Cross-CLI judge — the same output is judged by 2–3 different CLI agents (e.g. Codex, Gemini CLI, or any MCP-compatible agentic CLI); we take the median or the consensus.
Algorithmic check before LLM — we start with deterministic checks (factuality against RAG, JSON schema, length, etc.); the LLM is called only on the residual uncertainty.
Mandatory audit log — every LLM verdict is traced in JSONL with the prompt, the output, the estimated confidence, and the human verdict a posteriori when there is one. The GEPA tournament uses these gaps to evolve the judgment prompt itself.

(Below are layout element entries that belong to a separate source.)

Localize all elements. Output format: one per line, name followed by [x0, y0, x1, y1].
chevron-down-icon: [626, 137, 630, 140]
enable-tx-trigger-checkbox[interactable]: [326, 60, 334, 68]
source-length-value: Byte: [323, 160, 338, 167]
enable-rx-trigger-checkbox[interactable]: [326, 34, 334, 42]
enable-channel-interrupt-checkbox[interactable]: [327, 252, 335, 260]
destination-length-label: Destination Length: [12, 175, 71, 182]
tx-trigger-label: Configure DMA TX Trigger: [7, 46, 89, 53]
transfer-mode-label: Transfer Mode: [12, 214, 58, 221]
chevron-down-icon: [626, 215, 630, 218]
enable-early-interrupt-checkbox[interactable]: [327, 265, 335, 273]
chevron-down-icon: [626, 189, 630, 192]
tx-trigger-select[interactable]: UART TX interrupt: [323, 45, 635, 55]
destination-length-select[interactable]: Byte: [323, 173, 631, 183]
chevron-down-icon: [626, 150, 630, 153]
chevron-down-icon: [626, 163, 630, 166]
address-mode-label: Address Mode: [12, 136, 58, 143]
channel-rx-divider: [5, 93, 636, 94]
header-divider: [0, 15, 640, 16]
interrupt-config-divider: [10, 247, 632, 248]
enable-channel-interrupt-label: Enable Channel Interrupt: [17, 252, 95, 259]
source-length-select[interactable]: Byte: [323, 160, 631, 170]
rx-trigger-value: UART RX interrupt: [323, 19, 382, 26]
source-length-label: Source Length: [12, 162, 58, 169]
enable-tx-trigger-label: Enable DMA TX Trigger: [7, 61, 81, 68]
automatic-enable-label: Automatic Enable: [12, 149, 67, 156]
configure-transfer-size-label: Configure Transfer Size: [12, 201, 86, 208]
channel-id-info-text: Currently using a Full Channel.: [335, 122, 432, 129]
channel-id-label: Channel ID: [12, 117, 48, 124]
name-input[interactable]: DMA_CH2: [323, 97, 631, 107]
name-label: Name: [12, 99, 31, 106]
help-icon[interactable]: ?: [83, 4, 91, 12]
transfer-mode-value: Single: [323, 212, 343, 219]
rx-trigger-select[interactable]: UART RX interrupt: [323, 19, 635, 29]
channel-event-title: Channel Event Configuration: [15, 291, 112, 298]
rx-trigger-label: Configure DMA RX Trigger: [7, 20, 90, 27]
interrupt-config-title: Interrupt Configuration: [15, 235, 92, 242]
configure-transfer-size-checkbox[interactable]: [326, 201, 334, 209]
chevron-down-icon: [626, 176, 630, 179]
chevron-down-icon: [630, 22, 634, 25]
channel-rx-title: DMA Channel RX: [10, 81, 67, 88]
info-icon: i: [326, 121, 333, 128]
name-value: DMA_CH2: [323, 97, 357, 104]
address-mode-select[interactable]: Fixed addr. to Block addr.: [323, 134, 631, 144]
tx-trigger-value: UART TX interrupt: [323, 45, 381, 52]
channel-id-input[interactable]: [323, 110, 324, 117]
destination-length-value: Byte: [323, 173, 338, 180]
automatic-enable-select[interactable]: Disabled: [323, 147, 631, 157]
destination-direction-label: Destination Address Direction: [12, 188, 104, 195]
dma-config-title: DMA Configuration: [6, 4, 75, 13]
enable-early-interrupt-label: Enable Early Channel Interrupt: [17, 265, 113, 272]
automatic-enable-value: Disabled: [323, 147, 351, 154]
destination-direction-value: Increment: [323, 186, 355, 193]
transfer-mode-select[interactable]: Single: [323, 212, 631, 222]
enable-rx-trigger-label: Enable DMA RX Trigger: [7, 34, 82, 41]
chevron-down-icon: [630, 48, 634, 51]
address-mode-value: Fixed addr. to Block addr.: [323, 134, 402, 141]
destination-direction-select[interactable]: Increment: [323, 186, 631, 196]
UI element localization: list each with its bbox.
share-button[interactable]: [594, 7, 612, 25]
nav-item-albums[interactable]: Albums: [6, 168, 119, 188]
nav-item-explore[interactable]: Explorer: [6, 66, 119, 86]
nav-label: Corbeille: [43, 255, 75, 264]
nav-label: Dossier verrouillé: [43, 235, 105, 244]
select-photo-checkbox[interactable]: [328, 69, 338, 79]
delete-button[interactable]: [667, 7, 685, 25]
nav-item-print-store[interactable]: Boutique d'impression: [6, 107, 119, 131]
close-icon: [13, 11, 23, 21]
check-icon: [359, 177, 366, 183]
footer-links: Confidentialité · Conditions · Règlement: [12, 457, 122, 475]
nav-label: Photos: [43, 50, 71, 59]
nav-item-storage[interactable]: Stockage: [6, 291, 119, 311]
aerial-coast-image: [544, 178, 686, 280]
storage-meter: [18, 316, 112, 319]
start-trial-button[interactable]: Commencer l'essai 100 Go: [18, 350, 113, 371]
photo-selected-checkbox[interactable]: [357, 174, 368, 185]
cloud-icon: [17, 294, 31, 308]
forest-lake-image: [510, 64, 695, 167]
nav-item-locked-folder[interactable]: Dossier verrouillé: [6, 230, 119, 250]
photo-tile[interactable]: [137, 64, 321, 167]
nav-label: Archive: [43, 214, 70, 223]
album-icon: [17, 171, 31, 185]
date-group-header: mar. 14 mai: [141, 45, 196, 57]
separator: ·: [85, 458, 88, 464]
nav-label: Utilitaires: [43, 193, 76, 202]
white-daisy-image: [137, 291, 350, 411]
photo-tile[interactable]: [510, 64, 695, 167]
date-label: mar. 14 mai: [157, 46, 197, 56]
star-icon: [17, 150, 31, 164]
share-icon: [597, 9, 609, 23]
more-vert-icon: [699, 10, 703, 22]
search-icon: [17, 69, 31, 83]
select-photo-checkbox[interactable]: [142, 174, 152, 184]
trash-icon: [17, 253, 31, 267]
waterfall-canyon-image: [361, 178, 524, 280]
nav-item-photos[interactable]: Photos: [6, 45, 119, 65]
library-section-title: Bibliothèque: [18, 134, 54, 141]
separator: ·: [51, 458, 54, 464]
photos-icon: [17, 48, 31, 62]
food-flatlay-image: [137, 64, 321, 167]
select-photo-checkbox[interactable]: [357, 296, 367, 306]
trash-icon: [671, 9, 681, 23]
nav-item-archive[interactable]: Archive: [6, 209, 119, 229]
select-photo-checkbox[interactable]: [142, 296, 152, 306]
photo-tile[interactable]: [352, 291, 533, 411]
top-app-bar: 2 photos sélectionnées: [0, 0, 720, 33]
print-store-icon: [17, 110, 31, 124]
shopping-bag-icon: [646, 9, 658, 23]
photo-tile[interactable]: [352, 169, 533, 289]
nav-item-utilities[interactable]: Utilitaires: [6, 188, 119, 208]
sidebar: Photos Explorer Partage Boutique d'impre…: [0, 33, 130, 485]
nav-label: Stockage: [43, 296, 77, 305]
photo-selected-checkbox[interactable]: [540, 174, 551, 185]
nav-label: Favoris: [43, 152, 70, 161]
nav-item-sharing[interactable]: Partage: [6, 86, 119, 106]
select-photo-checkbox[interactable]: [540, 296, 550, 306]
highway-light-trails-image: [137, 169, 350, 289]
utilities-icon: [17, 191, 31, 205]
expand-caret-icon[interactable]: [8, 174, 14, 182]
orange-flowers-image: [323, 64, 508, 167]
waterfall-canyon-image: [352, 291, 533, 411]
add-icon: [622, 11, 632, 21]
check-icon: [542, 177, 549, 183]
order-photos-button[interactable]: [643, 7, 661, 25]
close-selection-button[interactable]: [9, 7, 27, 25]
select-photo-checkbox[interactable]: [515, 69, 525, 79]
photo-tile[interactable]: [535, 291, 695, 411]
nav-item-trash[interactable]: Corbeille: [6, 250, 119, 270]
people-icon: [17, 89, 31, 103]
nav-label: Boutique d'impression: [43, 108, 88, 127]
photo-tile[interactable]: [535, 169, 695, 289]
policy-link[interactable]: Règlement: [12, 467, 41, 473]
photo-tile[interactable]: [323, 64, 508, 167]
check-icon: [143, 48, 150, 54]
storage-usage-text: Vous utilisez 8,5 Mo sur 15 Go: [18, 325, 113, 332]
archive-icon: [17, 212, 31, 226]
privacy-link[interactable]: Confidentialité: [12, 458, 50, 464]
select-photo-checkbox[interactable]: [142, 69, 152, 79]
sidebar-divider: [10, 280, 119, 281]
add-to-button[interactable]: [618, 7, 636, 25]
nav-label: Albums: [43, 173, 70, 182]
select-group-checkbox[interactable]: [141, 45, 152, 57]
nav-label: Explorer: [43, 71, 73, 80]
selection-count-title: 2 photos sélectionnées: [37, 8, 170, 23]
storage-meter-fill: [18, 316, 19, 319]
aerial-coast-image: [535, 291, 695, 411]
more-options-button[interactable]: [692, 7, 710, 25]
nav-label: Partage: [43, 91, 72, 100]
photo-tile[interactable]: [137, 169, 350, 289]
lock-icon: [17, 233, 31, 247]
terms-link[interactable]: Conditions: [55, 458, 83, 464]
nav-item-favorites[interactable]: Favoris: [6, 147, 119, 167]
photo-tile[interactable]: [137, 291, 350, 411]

Exploration as first-class citizen

Direct consequence: you cannot optimize what you cannot measure. Nika OS therefore accepts an irreducible share of exploration:

Several CLIs answer in parallel to the same prompt (multi-pod tournament) to generate output diversity.
A deterministic meta-pod combines the outputs through classic algorithms (consensus voting, outlier detection, factual check) before engaging the LLM-as-judge.
The controller weights the judgment confidence: if dispersion is high (low agreement among judges), we decrease the allocation and intervene less strongly. If agreement is high, we act with confidence.

This philosophy — benefit from variability rather than fight it — is the operational expression of the antifragility doctrine described above. An individual pod can be wrong; a pod swarm coupled to a multi-perspective evaluator is harder to fool.